Последний день на Пекин. Нунция и Пепперони пригласили меня подняться с ними на Эпомео. Мы погрузились в старый «фиат» и доехали до деревни Фонтана, где кончается асфальтовая автомобильная дорога. Там можно нанять мулов или взбираться на вершину вулкана пешком. В Фонтана мы купили свежую моцареллу, помидоры, теплый хлеб, несколько бутылок вина и минеральной воды.
– Наймем мулов? – Нунция оглядела тяжелые пакеты. – Неохота тащить это вверх по жаре.
– Чем я хуже мулов? – Пепперони схватил наши покупки и начал первым подниматься по тропе. Почти у самой вершины мы нашли заросшую цветами площадку и расположились на пикник. Изумрудный остров расстилался у наших ног. С высоты Эпомео искийские городки с их башнями и церковными куполами, изумительно зеленые виноградники, бухты с белыми яхтами выглядели как картинки из волшебной сказки. Мы пили вино «Biancolella» и разговаривали на смеси трех языков о живописи и литературе. Нунция читала свои стихи. Пепперони был тих, молчалив и слушал ее с мягкой улыбкой.

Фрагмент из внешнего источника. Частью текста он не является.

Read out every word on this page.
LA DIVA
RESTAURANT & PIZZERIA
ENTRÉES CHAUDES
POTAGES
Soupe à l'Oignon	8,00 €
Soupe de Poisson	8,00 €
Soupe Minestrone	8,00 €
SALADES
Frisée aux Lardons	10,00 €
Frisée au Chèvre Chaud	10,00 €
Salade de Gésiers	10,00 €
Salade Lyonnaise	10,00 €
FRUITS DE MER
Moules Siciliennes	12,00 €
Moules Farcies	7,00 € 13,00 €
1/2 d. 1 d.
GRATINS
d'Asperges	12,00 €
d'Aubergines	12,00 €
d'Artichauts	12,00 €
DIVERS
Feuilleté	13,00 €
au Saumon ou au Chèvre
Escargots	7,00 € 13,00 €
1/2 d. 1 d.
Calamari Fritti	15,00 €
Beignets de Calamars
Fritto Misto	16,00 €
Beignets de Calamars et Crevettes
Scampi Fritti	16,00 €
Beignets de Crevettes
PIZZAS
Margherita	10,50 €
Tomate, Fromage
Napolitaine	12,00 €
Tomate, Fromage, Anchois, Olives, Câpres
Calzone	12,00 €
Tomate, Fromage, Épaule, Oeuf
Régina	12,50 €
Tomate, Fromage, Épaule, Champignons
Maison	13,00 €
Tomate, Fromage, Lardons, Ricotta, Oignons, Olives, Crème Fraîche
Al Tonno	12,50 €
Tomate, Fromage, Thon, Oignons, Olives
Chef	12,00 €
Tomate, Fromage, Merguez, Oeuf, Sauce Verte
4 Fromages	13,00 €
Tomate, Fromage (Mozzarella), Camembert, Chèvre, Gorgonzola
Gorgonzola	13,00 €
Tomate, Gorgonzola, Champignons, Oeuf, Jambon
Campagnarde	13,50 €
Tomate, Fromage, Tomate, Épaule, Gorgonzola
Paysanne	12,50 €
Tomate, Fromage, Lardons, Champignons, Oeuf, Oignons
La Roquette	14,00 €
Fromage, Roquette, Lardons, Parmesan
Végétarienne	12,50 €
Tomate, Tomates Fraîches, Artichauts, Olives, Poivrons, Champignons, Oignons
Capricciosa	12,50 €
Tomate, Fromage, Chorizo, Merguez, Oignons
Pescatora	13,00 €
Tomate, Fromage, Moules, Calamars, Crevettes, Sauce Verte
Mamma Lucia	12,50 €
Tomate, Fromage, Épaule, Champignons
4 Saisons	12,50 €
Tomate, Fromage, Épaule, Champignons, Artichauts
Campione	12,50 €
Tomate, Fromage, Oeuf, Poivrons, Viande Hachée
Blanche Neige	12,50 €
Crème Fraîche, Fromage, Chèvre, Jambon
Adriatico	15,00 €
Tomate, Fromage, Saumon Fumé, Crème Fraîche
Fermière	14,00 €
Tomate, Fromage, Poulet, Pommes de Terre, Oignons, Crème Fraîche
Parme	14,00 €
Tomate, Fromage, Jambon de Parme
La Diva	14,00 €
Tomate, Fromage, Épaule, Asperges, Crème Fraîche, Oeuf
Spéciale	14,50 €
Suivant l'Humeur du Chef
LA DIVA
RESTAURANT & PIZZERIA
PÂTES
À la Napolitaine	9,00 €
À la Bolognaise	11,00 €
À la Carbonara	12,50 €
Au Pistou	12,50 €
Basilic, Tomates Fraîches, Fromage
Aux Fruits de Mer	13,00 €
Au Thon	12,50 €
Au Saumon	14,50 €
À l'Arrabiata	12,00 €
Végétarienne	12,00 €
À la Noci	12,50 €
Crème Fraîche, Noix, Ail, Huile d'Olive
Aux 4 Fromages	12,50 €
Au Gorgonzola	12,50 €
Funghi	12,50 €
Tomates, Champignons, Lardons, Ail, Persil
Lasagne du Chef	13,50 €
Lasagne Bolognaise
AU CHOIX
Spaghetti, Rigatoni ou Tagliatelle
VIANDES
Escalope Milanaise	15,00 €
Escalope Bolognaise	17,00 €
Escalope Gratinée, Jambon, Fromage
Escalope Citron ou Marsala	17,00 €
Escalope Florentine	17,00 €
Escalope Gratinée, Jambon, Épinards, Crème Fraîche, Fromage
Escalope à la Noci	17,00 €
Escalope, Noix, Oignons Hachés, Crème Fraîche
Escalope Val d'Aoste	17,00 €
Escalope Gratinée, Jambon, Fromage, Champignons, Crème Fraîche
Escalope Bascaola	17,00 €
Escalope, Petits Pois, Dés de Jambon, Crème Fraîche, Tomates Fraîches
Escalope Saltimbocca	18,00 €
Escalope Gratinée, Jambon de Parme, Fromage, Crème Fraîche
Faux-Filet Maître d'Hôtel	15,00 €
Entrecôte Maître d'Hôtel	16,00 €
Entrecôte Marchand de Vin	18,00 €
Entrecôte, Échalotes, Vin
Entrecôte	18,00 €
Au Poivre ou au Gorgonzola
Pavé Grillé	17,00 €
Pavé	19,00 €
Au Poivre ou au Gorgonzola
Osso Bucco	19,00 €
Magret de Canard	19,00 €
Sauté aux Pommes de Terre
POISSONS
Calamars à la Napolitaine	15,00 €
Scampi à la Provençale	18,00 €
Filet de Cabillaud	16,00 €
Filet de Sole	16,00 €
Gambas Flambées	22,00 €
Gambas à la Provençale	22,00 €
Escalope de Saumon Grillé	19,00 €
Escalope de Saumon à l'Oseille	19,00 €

…Нет, я вовсе не пытаюсь сравнить Микеле Петрони с Микеланджело, а Нунцию Мильяччо с Витторией Колонной. Я просто чувствовала себя счастливой, обретя новых друзей и сознавая, что высокий поэтический и романтический дух, который царил на острове спящих вулканов пятьсот лет назад, не угас и сегодня.
Эпилог
Тринадцатого января 2016 года исполнилось сорок лет, как мы приземлились в аэропорту Кеннеди в Нью-Йорке.
Сорок лет! Вторая, длинная жизнь. Часто повторяю знаменитое стихотворение, написанное Бродским в день его сорокалетия.
Что сказать мне о жизни? Что оказалась длинной.
Только с горем я чувствую солидарность.
Но пока мне рот не забили глиной,
из него раздаваться будет лишь благодарность.
Я готова подписаться под каждым словом, кроме солидарности «только с горем» – мне досталось гораздо меньше горя, чем Бродскому. Оглядываясь назад, я вижу, что жизнь щедро наградила меня. Много за что мне следует быть благодарной, хотя Бог не одарил меня ни особыми талантами, ни богатством, ни почестями.
Часто вспоминаю мамин давний разговор с нашей пятилетней дочкой. Катя спросила:
– Бабушка, ты растешь?
– Нет, детка, уже не расту.
– Совсем не растешь?
– Совсем не расту.
– Значит, у тебя просто так идут годы?
Надеюсь, что у моих близких и у меня годы «прошли не просто так». Моя мама, ровесница XX века, свою вторую жизнь начала, приехав в Штаты в возрасте семидесяти пяти лет, и еще двадцать семь лет прожила деятельно и ярко. Она организовала театральную труппу, назвав ее с присущей ей иронией ЭМА (Эмигрантский Малохудожественный Ансамбль), и актеры-пенсионеры, вместо жалоб на здоровье и хождений о врачам, играли в придуманных мамой скетчах и пьесках, пели и танцевали, раскрывая свои глубоко запрятанные в жизненных хлопотах и тревогах таланты. Мамин литературный, режиссерский и актерский дар доставил русским бостон-чанам много счастливых часов.
Мой муж Виктор сорок лет профессорствует в Бостонском университете. Его книга о методах программной инженерии – том в 1200 страниц абсолютно непонятного мне текста – переведена с английского на русский, китайский и польский языки.
Дочь Катя, приехавшая в Штаты после девятого класса советской школы, сразу же поступила в Барнард-кол-ледж Колумбийского университета, защитила диссертацию в Йельском университете и преподает в Йеле экономику. Она подарила нам чудесных внуков Даню и Вику. Оба уже взрослые.
Надеюсь, что и у меня «не просто так прошли годы»: работаю в университете Брандайса, опубликовала книги на русском, английском, французском и итальянском языках. Но самое главное: мне посчастливилось познакомиться и сблизиться с замечательными людьми. Именно дружбой с ними наградила меня судьба.
Впрочем, еще многие друзья остались за бортом этих воспоминаний. Иногда они бродят тенями вокруг дома, иногда тихонько стучат в мое сердце. Если хватит здоровья и сил, я непременно о них напишу.